In SQL, trying to push limits down into each side of the join is *not* a semantic perserving operation. This is because the relationship between the two sides is unspecified, and could be one-to-one, many-to-one, or many-to-many.
For example, in a database of users and streaming providers, a user could be subscribed to multiple providers, and streaming providers provide services to multiple users. trying to get all users and their providers, limit by 10, is different than:
1. Limiting to 10 users and match their providers. Because there can be more than 1 provider for each user - we might get more than 10 results
2. Limiting to 10 providers and match their users. Because there can be more than 1 user for each provider - we might get more than 10 results
3. Limit to 10 for both users and providers. Because some users might not use the selected providers, so we might get less than 10 results
For this reason, postgresql will not apply this optimization when *it is* valid, because it cannot distinguish the cases.
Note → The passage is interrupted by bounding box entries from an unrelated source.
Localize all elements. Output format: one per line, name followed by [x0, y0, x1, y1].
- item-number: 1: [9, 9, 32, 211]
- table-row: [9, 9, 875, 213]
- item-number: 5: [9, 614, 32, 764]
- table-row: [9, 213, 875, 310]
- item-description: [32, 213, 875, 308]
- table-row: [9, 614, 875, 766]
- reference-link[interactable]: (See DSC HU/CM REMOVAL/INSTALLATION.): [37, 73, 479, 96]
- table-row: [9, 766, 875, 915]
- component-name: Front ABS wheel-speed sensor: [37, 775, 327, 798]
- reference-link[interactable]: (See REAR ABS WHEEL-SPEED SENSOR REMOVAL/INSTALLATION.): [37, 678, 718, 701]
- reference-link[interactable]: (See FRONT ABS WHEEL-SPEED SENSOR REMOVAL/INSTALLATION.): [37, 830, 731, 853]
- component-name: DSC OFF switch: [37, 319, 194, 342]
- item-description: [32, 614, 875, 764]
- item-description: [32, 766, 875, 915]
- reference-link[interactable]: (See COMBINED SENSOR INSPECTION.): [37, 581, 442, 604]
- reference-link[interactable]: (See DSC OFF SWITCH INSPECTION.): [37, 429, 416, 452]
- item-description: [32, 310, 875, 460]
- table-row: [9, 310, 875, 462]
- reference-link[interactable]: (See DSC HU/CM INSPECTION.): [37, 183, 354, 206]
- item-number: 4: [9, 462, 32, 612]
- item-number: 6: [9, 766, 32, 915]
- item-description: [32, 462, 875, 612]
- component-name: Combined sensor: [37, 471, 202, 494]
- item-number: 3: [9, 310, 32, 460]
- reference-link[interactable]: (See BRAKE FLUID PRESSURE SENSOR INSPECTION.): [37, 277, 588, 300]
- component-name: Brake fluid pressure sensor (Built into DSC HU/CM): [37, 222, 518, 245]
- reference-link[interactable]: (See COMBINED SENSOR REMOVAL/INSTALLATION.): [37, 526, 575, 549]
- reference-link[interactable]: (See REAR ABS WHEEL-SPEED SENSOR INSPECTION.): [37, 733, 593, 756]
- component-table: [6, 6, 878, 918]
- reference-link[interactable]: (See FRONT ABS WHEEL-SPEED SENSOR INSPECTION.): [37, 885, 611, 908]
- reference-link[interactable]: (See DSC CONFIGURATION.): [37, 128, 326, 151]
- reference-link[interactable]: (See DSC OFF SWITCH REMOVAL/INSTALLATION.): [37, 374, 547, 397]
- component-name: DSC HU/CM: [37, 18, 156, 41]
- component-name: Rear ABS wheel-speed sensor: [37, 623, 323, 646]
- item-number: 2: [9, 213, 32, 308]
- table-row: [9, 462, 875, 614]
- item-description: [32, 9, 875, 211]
Fortunately, in GraphQL we do specify either have a one-to-one relationship, which means that we can limit one side and get the same result, or we have a one-to-many relationship where we aggregate the results, so we can limit the side of the "one", this side is always the root table in the query, or the "base" table.
### Why is it important?
It can improve the performance of queries by orders of magnitude ([as described by a customer](https://github.com/hasura/graphql-engine/issues/5745#issuecomment-899081795)).
Was requested by customers ([graphql-engine/#5745](https://github.com/hasura/graphql-engine/issues/5745)) which consider this feature a must-have.
## How
Implement this optimization ourselves by pushing the LIMIT into the base table. This has a few caveats:
1. Both LIMITs and OFFSETs should be pushed to the base table
2. When ORDER BY is also involved, the order by should also be *duplicated* in the base table, so we can limit the results *after* sorting, and *also* sort at the final results generation (in the `json_agg` function), otherwise the results order is unspecified.
3. When *DISTINCT* is involved, it should also be pushed into the base table - distinct acts as a filter and may reduce the amount of rows, so it should happens before limiting the results.
Because of (2) and (3) this optimization is only valid when the columns referred from any
DISTINCT or ORDER BY are from the base table. If other columns exist, this optimization is not valid.
### Success
We can verify the feature works by writing tests inspecting the generated SQL.
### Future Work / Out of Scope
Work on this features has been implemented in [#2239](https://github.com/hasura/graphql-engine-mono/pull/2239) by changing the way we translate `RQL` ASTs to postresql ASTs. This optimization might be better to express as an SQL to SQL transformation.
In order to refactor this code, we'd need to first [document the Postgres.Translate.Select](https://github.com/hasura/graphql-engine-mono/issues/2391) module. After that we could refactor this optimization to a straightforward translation of RQL to SQL and then an SQL transformation.